Avril Scally, a solicitor with the Dublin firm Lavelle Coleman, is representing a number of Irish clients with PIP implants. “Without full information from the hospitals, clinics, distributors and manufacturers, it is not possible to paint the full picture, but it is clear that the women at the very least will have claims for negligence and breach of duty on foot of defective product legislation, as well as possible claims for breach of contract,” says Scally.
“There’s a lot of giggling and judging going on about this,” says Kyra. “Women who have spoken out about this have been targeted with degrading comments; on one forum, I was told that I signed a consent form and knew what I was getting myself into.
“Yes, I knew the risks of any general anaesthetic, any procedure. I also knew I picked a good clinic and one of the best surgeons. I trusted that I would be fitted with an approved, safe product. That’s not what I got.

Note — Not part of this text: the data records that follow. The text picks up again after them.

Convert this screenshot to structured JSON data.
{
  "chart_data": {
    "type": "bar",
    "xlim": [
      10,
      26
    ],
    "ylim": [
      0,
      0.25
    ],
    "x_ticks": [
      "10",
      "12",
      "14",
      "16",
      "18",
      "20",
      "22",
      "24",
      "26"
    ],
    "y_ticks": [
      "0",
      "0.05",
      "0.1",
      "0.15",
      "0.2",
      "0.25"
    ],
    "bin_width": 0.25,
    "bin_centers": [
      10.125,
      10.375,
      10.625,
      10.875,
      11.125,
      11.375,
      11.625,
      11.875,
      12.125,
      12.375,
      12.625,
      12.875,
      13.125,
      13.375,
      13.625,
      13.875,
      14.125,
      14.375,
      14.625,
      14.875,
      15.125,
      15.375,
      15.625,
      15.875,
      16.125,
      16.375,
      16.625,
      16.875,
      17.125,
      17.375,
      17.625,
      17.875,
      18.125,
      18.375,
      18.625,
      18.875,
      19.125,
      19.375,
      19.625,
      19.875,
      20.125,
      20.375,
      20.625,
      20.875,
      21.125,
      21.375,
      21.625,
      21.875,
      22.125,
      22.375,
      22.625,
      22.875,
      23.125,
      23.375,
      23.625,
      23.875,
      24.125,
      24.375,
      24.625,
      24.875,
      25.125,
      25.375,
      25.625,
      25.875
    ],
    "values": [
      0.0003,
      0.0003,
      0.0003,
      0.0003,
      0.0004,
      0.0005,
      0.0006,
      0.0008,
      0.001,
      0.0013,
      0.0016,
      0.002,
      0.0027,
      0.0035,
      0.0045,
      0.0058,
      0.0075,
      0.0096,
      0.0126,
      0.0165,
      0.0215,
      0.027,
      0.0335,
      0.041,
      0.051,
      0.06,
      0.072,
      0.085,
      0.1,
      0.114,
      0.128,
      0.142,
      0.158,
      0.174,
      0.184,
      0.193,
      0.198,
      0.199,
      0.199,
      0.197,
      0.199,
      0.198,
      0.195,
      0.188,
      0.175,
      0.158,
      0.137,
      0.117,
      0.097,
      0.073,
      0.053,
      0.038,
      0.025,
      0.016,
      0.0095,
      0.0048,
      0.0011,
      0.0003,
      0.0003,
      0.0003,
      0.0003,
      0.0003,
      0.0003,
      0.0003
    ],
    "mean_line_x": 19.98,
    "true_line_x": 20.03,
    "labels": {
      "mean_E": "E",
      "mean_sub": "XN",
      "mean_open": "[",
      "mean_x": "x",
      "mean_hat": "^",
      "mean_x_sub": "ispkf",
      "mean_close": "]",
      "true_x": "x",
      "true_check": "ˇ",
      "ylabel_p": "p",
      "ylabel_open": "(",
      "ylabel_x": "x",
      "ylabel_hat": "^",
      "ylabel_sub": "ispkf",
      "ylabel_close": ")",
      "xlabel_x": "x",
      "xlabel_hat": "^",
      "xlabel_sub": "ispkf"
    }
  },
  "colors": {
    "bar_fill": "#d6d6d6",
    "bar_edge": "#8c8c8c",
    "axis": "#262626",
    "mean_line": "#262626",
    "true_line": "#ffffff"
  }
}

I never knew for one minute that I was going to get an implant with a higher chance of rupturing and leaking, a toxic product that was made for industry, not human bodies.”
Kyra's online petition is at iti.ms/zzB7Ui
For PIP implant information, contact the Irish Medicines Board on 01-6764971
Implants and impropriety: How the PIP scandal is playing out around the world
Up to 400,000 women in 65 countries are believed to been given breast implants made by PIP. Different governments have taken different positions, with disagreement about who should pay to remove the PIP implants and whether they must be removed in all cases. An EU expert group is due to report on the matter within the next fortnight.
A French expert committee has said that there is no increased risk of cancer for women with PIP implants compared to women with other breast implants. Along with Czech and German health authorities, however, France has advised that all women who have PIP implants should have them removed.
Brazilian health authorities have threatened to fine any private health plans that refuse to remove and replace the implants.
The department of health in the UK says there is not enough evidence to recommend routine removal of the implants, but it accepts that the implants are “made of non-medical grade silicone and should never have been implanted in women in the first place”. The NHS has offered to remove and replace the PIP implants for about 2,000 women whose surgery was carried out by the NHS.
Private patients can have the implants removed, but not replaced, on the NHS if their clinic has closed or refuses to remove them, provided there is a medical need. Crucially, however, the NHS says that women who are “extremely anxious” about their implants can also have them removed.